For decades, Israel has wanted to clear a large section of the West Bank of thousands of Bedouins — who raise sheep and goats east of Jerusalem — to expand Jewish settlements. After a televised eviction in the late 1990s, when soldiers hauled off families and leveled a whole neighborhood, Israeli judges and foreign diplomats helped slow the expulsions.

Now, a ruling by a panel of Israel’s Supreme Court appears to free the government to proceed with the removal of entire Bedouin communities. Advocates for the Bedouins say this would be a war crime: the forced transfer of a population under the protection of the military occupation.

Eid Abu Khamis, 51, Khan al-Ahmar’s leader, said, «I’m asking the international community: Where are the laws?»

Khan al-Ahmar is tucked behind a highway dividing two bustling Israeli settlements: Maale Adumim and Kfar Adumim. Bedouins have made the place their year-round home since at least the 1970s, though some say they were born there even earlier. Their tribe, the Jahalin, had wandered the Negev desert until being expelled by Israel after its establishment in 1948. When they arrived in the uninhabited West Bank, the area was under Jordan’s control.

With Israel’s victory in the Six-Day War in 1967, it expropriated the area as state land. If Israel were to develop the area, it would slice the West Bank into pieces, isolating Arab East Jerusalem and dividing Ramallah in the north from Bethlehem in the south.

Without a jeep or a horse, visitors to Khan al-Ahmar pull over across Route 1, dodge speeding cars, hurdle a metal barrier and climb a rocky hill. There are no electrical lines or water mains. An Italian organization built a school out of mud and used tires in 2009 that about 150 students attend.

«As long as the Bedouins live in these shacks, the right wing believes there will come a time, now or in some years, that they will find a way to kick the Bedouins out,» said Shlomo Lecker, the Bedouins’ lawyer. «The school was the only permanent thing in the area. So it became a symbol: If the school will be there, who knows what will be next?»
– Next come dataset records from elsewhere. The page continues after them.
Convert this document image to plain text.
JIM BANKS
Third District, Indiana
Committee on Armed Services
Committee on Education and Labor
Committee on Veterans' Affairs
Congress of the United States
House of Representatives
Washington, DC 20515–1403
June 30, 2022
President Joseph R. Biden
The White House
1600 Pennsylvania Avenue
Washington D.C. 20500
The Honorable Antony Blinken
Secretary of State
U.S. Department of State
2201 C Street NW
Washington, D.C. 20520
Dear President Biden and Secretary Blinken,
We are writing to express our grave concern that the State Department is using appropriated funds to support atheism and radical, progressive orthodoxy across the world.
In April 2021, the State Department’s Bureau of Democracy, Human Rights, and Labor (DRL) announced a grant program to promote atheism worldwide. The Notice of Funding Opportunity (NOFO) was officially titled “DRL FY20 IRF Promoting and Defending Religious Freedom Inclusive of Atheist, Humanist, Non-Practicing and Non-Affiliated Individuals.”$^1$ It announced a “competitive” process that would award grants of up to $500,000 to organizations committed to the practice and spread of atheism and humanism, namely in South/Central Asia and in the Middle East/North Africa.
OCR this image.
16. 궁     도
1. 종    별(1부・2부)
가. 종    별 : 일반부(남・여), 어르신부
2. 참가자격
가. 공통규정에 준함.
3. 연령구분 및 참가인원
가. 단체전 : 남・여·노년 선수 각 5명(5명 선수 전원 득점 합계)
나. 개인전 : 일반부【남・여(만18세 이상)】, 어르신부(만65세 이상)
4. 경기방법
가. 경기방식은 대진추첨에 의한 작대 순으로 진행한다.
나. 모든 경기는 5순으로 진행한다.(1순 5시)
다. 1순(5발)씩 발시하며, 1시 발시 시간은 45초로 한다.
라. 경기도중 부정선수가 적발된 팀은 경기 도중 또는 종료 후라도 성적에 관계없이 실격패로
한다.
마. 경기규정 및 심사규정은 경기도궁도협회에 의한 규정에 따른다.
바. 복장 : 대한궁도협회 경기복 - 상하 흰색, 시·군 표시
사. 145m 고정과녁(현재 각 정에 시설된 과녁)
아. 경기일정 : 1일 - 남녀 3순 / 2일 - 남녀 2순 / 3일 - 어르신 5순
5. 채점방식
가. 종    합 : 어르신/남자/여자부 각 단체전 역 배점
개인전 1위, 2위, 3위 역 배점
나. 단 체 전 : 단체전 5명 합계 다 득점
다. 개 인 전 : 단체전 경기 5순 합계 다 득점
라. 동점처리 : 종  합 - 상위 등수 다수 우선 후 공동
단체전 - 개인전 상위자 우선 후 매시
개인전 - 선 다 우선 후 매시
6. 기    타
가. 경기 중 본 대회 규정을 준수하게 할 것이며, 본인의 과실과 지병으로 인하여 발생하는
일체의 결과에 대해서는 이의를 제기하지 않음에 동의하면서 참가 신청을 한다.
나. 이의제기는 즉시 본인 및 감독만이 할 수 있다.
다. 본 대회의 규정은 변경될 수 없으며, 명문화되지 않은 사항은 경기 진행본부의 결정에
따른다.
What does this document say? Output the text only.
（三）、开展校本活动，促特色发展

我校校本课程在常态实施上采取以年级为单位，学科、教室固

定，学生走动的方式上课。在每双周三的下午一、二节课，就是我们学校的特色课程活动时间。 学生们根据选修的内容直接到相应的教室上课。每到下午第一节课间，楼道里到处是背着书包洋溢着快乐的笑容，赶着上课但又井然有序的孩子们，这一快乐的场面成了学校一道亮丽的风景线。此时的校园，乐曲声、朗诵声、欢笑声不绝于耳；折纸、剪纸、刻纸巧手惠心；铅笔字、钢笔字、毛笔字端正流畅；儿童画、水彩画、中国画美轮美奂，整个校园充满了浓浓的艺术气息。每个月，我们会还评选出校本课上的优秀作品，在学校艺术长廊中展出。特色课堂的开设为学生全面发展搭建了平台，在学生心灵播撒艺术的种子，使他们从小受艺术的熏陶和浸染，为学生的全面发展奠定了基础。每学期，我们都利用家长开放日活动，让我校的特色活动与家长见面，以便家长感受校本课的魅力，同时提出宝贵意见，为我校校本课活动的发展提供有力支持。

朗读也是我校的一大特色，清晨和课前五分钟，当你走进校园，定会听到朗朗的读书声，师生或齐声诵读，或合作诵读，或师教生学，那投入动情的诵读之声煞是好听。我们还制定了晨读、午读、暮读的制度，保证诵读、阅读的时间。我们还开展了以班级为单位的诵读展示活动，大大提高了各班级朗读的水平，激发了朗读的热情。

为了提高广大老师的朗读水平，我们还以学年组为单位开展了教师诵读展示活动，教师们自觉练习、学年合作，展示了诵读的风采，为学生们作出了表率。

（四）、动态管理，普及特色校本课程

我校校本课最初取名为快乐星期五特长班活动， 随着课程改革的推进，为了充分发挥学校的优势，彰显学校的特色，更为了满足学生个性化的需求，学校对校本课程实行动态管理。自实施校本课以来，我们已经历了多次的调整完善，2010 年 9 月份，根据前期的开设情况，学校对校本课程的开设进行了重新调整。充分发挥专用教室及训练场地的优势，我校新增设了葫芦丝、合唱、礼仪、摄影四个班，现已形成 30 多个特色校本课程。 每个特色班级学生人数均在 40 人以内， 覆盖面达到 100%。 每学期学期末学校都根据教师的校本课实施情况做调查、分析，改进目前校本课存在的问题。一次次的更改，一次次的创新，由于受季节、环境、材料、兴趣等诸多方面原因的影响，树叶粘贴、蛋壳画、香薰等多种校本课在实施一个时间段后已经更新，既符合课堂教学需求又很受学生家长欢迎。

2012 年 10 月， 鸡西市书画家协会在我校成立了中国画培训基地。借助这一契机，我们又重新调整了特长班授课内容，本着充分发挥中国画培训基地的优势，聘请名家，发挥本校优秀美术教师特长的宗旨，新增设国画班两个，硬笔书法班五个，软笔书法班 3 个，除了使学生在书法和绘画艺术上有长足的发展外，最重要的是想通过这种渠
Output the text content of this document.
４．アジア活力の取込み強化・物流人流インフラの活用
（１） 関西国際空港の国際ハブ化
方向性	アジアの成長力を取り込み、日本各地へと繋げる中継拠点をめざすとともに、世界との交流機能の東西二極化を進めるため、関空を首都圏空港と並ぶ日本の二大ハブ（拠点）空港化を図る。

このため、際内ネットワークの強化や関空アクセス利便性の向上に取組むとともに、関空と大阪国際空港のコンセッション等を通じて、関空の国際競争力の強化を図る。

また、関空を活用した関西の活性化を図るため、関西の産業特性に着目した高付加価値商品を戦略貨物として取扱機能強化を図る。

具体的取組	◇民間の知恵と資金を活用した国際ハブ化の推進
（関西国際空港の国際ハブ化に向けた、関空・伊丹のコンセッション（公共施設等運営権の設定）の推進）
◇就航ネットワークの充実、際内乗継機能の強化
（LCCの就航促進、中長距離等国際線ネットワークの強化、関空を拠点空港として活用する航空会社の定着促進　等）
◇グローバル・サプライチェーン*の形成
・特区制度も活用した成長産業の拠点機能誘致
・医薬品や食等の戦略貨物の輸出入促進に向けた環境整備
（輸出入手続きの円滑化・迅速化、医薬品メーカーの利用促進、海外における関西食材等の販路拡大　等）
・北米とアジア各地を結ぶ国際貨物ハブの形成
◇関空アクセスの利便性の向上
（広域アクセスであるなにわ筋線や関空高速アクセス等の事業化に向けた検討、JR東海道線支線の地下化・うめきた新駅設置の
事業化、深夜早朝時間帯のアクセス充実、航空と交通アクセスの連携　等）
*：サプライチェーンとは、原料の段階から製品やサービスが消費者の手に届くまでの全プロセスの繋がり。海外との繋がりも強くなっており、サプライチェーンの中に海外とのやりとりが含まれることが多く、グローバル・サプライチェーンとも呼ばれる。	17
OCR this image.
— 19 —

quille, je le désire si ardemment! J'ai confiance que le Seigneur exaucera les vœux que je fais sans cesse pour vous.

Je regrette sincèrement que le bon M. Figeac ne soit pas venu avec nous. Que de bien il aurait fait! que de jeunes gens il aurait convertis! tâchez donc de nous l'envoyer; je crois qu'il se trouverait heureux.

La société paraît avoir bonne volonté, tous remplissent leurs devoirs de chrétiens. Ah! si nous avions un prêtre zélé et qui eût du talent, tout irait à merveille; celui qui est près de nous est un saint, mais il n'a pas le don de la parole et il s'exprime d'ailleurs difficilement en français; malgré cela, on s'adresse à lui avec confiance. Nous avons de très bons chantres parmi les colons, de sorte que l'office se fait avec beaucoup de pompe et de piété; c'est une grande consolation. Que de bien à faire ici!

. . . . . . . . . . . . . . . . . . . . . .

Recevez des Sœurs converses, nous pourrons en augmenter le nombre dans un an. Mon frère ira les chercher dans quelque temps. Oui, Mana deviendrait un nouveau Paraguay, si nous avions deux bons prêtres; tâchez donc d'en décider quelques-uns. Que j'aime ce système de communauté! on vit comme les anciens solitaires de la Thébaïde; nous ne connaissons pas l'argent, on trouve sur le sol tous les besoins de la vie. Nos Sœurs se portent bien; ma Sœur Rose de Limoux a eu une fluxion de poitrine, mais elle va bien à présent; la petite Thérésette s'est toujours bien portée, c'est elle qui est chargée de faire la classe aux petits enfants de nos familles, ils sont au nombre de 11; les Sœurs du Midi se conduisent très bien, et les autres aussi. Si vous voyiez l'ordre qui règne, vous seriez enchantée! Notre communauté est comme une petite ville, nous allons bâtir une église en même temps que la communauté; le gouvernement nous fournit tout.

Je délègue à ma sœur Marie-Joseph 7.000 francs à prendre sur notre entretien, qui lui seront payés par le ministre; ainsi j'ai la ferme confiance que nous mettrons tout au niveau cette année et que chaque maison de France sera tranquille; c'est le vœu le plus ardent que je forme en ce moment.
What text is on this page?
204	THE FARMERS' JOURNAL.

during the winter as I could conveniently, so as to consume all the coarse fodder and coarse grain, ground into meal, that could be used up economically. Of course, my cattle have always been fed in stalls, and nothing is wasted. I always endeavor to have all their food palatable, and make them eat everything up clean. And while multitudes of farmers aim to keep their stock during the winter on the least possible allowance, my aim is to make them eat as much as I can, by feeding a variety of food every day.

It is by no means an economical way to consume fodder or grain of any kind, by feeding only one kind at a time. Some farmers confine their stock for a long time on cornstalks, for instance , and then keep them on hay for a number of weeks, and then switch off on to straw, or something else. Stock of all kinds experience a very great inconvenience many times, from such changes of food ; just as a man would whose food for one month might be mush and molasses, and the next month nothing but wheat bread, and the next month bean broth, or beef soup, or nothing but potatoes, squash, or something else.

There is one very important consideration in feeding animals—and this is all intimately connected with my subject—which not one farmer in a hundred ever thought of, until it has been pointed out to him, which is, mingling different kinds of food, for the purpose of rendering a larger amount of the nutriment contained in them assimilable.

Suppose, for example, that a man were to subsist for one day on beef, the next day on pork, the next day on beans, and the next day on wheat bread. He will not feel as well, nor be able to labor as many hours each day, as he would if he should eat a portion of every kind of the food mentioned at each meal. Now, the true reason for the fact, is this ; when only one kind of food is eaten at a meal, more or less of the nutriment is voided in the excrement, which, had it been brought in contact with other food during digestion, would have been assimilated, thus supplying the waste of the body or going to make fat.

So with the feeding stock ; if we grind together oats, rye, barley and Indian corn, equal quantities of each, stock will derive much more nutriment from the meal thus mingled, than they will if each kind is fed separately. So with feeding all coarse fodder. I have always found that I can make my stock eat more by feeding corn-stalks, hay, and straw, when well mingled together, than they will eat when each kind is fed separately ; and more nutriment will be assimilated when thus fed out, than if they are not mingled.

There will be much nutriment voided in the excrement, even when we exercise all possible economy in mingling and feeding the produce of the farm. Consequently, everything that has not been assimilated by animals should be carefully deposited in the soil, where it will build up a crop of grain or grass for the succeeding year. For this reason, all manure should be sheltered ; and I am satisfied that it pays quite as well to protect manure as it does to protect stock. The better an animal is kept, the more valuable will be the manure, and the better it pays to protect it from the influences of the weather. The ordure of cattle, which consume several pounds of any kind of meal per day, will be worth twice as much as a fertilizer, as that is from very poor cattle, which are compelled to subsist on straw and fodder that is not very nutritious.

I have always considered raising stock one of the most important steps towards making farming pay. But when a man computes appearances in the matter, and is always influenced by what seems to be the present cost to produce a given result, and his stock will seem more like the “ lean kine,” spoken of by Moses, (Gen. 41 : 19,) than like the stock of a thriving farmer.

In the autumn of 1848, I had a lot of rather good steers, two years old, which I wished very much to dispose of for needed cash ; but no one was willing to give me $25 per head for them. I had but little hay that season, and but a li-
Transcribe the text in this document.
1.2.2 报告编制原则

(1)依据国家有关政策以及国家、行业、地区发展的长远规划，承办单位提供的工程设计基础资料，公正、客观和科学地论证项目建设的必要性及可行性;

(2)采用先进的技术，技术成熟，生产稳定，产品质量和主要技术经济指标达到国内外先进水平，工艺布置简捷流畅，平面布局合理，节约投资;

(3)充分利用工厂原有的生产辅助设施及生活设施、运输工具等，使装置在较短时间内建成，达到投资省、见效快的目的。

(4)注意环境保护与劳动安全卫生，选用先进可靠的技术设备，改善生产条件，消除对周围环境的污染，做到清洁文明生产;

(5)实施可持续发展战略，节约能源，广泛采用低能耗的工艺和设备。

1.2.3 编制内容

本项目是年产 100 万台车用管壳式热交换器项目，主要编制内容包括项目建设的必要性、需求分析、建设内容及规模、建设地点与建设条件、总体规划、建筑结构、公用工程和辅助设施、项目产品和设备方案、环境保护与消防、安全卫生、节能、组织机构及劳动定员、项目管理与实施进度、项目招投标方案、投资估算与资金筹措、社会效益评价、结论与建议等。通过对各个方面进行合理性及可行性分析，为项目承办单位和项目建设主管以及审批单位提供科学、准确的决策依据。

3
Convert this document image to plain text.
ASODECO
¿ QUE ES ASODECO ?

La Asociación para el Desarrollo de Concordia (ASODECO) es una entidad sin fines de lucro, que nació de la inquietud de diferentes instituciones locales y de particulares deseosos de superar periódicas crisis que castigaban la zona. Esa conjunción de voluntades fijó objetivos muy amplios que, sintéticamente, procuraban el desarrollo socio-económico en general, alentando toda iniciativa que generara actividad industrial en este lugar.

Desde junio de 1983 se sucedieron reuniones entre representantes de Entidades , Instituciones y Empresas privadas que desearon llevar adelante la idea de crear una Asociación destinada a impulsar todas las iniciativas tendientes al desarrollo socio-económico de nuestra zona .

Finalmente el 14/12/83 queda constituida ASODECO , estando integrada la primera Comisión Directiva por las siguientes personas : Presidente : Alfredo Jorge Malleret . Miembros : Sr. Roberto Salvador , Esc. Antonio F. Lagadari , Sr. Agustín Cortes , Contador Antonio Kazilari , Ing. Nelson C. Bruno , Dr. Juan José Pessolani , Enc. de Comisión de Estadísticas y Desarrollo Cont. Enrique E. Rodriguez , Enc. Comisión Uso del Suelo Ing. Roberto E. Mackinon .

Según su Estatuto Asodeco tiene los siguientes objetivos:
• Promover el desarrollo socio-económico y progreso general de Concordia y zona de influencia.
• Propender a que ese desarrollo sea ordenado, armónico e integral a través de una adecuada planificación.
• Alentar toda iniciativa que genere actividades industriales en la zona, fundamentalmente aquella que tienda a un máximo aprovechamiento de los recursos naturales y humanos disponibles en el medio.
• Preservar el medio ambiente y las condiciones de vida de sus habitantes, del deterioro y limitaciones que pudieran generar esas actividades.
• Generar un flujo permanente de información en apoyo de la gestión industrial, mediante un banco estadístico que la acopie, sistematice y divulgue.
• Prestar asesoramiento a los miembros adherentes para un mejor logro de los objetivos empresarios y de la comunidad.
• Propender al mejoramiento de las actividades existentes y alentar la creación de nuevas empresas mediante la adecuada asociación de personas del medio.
Regavim, a pro-settler advocacy group, said the Bedouins’ buildings had been erected without permits. But critics say that Israel almost never approves Palestinian applications for permits.

In the past, Israel’s Supreme Court tended to protect Bedouin communities, often by questioning whether the government was offering an adequate new home. The Khan al-Ahmar Bedouins are to be moved to a cramped spot called Jahalin West, with no room for their herds.

In a decision on May 24, a three-judge panel — two of them current or former settlers — found that what mattered was not the acceptability of the alternative, but whether «the execution of the demolition orders meets legal requirements.»

Israel says Khan al-Ahmar is not only illegal but also unsafe, because of its proximity to Route 1, and the alternative — free plots with water and electrical hookups — will be a marked improvement. But those who were moved to Jahalin West years ago say it has been impossible to sustain their way of life.

Muhammad Abu Khalil said, «The only things we have in our lives is raising our sheep.»

An Israeli court opens the way to removing a village.